2. Partisipasi dalam organisasi/kepanitiaan
Banyak mahasiswa yang aktif dalam organisasi atau kepanitiaan di tempat kuliahnya dengan berbagai motivasi. Tapi tanpa disadarinya sebenarnya keaktifan tersebut bisa menjadi pemicu munculnya stres apabila karena keaktifan tersebut mahasiswa jadi tidak bisa mengikuti perkuliahan di kelas dengan maksimal. Rapat, pertemuan, atau acara yang diselenggarakan kepanitiaan maupun organisasi tidak jarang mengharuskan mahasiswa mengorbankan tatap muka di kelas dengan dosen. Apalagi jika seorang mahasiswa yang menjabat sebai ketua suatu organisasi atau kepanitiaan, tentu stres yang dialaminya akan lebih berat, karena ia memikul tanggung jawab terbesar.

3. Lingkungan pergaulan
Sebuah pertemanan tidak lepas dari perselisihan atau pertengkaran. Dan saya yakin, siapapun yang sedang bertengkar dengan temannya pasti akan merasakan suasana hatinya tidak baik. Bukan tidak mungkin hal ini menjadi stressor seorang mahasiswa, dan bukan tidak mungkin pula hal ini berimbas pada prestasi akademik mahasiswa yang bersangkutan, sehingga malah akan menimbulkan stres yang baru.

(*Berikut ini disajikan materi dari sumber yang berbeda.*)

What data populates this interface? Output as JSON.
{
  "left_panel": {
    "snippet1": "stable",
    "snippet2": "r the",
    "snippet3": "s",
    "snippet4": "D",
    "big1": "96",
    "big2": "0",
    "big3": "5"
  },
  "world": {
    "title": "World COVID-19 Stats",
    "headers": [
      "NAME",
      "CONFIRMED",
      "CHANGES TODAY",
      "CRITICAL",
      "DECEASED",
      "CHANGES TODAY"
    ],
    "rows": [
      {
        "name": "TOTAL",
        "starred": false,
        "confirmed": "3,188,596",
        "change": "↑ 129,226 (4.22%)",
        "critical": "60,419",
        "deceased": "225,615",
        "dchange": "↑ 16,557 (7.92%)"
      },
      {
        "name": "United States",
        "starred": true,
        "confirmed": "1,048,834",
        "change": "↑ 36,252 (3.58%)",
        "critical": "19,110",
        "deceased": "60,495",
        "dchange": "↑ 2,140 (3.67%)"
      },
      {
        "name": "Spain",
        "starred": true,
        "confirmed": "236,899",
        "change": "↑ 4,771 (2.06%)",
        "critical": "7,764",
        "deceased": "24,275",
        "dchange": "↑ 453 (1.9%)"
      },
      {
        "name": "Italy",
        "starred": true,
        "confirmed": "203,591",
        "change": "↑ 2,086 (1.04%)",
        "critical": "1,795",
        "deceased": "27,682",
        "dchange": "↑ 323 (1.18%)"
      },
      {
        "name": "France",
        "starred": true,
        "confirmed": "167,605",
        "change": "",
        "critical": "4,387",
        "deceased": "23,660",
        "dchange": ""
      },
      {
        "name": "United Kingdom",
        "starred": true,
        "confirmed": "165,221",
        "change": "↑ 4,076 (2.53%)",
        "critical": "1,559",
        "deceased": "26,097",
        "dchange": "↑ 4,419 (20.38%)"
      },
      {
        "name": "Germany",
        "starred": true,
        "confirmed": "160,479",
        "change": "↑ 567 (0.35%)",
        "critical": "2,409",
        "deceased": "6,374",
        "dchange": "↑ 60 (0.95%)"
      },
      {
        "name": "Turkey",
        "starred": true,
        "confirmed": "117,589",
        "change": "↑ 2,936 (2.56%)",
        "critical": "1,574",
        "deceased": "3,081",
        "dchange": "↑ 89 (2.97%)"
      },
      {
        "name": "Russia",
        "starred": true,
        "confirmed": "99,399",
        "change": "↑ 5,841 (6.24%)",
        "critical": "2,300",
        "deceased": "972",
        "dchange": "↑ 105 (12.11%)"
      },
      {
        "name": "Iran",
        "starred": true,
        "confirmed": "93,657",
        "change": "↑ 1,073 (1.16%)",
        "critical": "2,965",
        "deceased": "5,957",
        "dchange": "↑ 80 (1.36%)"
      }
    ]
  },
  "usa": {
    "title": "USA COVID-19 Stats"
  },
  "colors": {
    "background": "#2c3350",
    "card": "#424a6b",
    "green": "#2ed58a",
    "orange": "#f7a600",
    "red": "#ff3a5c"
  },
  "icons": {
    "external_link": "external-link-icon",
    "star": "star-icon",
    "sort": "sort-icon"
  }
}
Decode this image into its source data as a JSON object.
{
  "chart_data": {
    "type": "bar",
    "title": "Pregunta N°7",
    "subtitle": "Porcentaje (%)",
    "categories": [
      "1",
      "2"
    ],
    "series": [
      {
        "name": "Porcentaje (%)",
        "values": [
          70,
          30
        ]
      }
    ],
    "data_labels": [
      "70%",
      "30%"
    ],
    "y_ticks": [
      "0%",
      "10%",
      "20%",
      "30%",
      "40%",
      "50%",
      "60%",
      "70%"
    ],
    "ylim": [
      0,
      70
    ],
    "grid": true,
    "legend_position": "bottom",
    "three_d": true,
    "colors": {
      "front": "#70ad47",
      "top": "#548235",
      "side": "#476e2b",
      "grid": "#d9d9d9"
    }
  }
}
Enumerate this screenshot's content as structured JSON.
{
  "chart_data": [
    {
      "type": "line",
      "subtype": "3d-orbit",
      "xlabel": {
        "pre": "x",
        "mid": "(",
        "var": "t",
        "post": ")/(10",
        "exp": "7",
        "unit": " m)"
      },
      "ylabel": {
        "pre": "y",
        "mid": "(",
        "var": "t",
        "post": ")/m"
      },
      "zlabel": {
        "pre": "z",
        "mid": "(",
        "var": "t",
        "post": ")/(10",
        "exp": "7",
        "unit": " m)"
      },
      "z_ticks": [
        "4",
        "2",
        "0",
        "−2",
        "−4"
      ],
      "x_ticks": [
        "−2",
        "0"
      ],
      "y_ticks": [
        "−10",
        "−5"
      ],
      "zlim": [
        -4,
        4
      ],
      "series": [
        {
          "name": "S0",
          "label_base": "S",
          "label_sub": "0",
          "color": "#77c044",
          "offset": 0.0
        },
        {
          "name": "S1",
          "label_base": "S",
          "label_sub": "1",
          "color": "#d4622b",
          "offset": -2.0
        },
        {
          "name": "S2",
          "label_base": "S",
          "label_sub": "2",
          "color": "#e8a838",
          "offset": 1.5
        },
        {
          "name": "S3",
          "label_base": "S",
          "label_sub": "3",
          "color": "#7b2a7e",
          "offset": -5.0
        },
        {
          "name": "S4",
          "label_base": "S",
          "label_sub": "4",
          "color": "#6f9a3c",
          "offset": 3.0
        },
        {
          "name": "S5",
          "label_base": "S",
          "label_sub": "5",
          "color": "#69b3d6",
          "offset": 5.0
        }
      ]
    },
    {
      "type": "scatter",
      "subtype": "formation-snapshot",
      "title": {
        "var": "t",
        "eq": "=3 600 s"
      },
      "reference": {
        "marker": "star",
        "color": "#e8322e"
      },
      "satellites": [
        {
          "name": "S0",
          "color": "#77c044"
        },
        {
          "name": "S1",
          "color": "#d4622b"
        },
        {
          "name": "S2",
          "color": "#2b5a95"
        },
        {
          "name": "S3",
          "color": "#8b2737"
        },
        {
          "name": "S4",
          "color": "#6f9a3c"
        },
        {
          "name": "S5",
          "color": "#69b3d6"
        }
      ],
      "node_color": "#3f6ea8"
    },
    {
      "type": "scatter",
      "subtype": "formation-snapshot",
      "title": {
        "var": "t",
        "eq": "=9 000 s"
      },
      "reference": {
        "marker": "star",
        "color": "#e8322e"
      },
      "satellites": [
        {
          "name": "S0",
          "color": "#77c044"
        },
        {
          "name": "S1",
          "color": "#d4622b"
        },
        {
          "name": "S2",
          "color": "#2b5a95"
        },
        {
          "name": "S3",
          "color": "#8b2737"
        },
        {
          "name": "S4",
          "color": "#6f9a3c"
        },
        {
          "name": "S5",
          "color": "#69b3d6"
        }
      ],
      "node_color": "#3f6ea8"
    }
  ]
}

Bagaimana cara menghadapi stres yang dialami mahasiswa?

Melihat dari berbagai reaksi stres di atas, ada sebagian yang sangat berbahaya apabila dibiarkan. Oleh karena itu sangatlah penting untuk mengetahui dan menerapkan strategi menghadapi stres. Janganlah selalu melarikan diri dari sumber stres, karena tindakan seperti itu tidak akan menurunkan stres, malah akan memperbesar tekanan dan membuat tekanan yang baru lagi. Hadapilah secara efektif dan optimalkan stres. Hal ini dikenal dengan sebutan stress management, yaitu kemampuan penggunaan sumber daya (manusia) secara efektif untuk mengatasi gangguan atau kekacauan mental dan emosional yang muncul karena tanggapan terhadap stres. Tujuan dari manajemen stres itu sendiri adalah untuk memperbaiki kualitas hidup individu agar menjadi lebih baik. Manajemen stres di sini tidak hanya bisa diterapkan pada mahasiswa saja tapi juga bisa untuk semua orang. Goliszek (2005) menyatakan bahwa usaha untuk memecahkan stres sehingga kualitas hidup menjadi lebih baik dengan cara :
1. Mempelajari apa itu stres.
2. Mengenali gejala stres yang terjadi dalam diri.
3. Mengubah pola perilaku.
4. Memanfaatkan teknik manajemen stres sederhana dengan menerapkan perubahan dalam kehidupan sehari-hari.
Kita sudah mengetahui apa itu stres, kita juga sudah mengetahui gejala stres, sekarang kita harus mengubah pola perilaku. Bagaimana caranya mengubah perilaku? Kita bisa mulai dari penyebab stres. Jika yang menyebabkan stres adalah karena selalu mengerjakan tugas atau belajar untuk ujian sehari sebelumnya, sekarang mulai dibiasakan menyicil dari jauh-jauh hari. Lebih baik mengerjakan atau belajar sedikit-sedikit setiap hari daripada sekaligus dalam 1 hari. Jika mendapat kesulitan pada matakuliah-matakuliah tertentu jangan sungkan untuk bertanya dan minta diajarkan kepada teman yang lebih menguasai. Jika bermasalah pada perjalanan pulang-pergi ke tempat kuliah, bisa mencari alternatif lain seperti tinggal di tempat kos yang dekat dengan kampus, sehingga tidak banyak waktu dan tenaga terbuang untuk perjalanan pulang-pergi. Untuk masalah kepanitiaan atau organisasi, hendaknya mahasiswa pintar-pintar mengatur waktu. Jika dirasa tidak memungkinkan bergabung dalam suatu organisasi atau kepanitiaan, jangan memaksakan diri, masih ada kesempatan lain di saat beban matakuliah yang diambil sedang tidak padat misalnya. Mengenai pergaulan, jangan sampai dampak negatifnya berimbas pada kuliah. Karena itu harus dibiasakan untuk saling terbuka dan saling menghargai dalam pergaulan.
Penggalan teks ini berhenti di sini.